Yep, this is fun. Dean does everything turned up to 11, and it’s so satisfying as a fan to see wrestlers just sucking the marrow out of every minute in the ring. I also realized that the Spanish is gone! And so has Ambrose’s dominant run, as Orton feeds him to the announce table, and drags him back into the ring for more punishment. Hahahaaaaa, Ambrose snarls, “Come on! Why don’t you put some pressure on?” when Orton tries to inflict pain on that shoulder.

Back and forth, super quick, intense, and wicked. Dean Ambrose is making this worth the price of admission, plus he’s getting a big reaction from this quiet crowd, while also giving Randy Orton his ideal opponent.

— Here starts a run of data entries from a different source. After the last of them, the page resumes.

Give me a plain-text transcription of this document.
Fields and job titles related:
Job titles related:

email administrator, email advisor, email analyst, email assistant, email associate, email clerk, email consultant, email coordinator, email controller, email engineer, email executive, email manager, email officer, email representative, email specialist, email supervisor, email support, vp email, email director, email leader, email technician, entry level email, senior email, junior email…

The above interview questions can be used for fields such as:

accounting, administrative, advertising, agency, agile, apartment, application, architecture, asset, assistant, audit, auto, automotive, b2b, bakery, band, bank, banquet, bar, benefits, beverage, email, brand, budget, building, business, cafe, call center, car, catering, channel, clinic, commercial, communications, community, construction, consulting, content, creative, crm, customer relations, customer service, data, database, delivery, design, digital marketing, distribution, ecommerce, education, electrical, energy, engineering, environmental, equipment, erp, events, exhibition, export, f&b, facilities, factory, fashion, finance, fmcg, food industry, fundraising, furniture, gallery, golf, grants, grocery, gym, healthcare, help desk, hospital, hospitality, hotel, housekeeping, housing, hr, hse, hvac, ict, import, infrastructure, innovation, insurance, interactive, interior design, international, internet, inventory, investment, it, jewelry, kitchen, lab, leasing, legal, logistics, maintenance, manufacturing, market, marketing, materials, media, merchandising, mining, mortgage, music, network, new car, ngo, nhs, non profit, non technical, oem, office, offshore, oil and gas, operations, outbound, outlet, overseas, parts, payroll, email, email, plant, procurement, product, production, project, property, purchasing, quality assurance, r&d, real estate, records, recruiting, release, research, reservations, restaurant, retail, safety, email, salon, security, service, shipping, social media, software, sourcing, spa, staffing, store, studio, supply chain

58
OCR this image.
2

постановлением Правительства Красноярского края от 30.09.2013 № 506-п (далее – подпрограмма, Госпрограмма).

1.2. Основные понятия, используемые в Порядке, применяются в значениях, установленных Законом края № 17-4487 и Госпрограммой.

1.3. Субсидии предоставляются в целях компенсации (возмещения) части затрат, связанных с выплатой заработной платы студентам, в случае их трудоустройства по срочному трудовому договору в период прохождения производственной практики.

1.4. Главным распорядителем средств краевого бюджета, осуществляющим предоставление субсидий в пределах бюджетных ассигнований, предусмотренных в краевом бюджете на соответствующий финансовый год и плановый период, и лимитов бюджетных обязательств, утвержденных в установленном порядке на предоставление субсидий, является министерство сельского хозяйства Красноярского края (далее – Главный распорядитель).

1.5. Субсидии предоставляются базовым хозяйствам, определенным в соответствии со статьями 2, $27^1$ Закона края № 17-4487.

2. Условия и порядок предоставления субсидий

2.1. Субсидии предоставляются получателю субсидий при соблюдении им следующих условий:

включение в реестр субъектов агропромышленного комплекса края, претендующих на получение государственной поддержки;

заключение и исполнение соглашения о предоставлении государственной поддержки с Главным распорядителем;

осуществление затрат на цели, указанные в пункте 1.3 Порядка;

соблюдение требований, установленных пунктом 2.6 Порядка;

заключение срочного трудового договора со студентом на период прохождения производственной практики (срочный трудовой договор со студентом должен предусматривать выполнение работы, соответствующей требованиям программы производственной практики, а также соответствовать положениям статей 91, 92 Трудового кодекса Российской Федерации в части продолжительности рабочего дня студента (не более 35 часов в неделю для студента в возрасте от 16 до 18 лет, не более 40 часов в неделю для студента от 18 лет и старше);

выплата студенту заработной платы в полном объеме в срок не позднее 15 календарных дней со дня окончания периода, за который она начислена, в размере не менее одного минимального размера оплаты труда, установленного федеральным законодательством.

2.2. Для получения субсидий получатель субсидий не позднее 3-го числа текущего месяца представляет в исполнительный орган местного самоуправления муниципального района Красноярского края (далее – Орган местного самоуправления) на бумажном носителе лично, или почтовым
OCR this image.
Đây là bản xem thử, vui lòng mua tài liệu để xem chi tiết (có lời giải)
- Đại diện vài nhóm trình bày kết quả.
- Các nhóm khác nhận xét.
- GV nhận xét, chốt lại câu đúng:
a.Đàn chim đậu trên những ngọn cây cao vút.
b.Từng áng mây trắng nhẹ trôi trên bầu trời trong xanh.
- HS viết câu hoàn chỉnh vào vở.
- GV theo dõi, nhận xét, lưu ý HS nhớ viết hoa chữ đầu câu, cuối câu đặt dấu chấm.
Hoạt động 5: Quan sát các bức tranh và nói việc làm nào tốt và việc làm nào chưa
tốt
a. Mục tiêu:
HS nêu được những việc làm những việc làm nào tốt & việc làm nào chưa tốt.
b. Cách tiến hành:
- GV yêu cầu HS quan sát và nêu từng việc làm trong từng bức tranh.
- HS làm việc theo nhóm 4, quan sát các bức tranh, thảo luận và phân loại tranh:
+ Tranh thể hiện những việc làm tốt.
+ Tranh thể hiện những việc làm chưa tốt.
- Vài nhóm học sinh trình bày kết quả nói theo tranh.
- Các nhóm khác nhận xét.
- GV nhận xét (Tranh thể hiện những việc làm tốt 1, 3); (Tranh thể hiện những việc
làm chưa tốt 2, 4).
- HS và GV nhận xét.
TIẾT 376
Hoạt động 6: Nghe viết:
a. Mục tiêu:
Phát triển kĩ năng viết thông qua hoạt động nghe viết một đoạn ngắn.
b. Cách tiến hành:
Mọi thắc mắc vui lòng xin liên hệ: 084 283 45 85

Seth Rollins interferes to save Orton from getting pinned. DQ finish. Seth pours a fan’s drink all over Ambrose while people chant “You sold out!” and Rollins’ glaring mug closes the show.

 

 

Quote of the Night

 

“What an incredible stipulation! A Lumberjack Match! Nowhere to run, nowhere to hide, and no disqualification! It’s going to be an incredible match!” – JBL reads his lines, but for some reason WWE.com decided to include this photo of him from the moment. My sentiments exactly, JBL.

 

If you’re going to watch Smackdown, just watch the Rollins/Ziggler match, Paige/Natalya, and the main event. Not only will you not miss anything else, your life will be better for avoiding it. Trust me, friends. And I neglected to give the answer to my big mysterious riddle a couple of weeks ago when Smackdown was in Orlando! The quote that I gave, “What it is, Orlando!” was from WrestleMania 24, when Raven Simone was introducing the Make-A-Wish kids in attendance. I don’t know why I always think of that quote from Raven Simone, but I wish I could purge the other quote related to that moment: Jerry Lawler squawking, “I love Raven Simone!” Gross.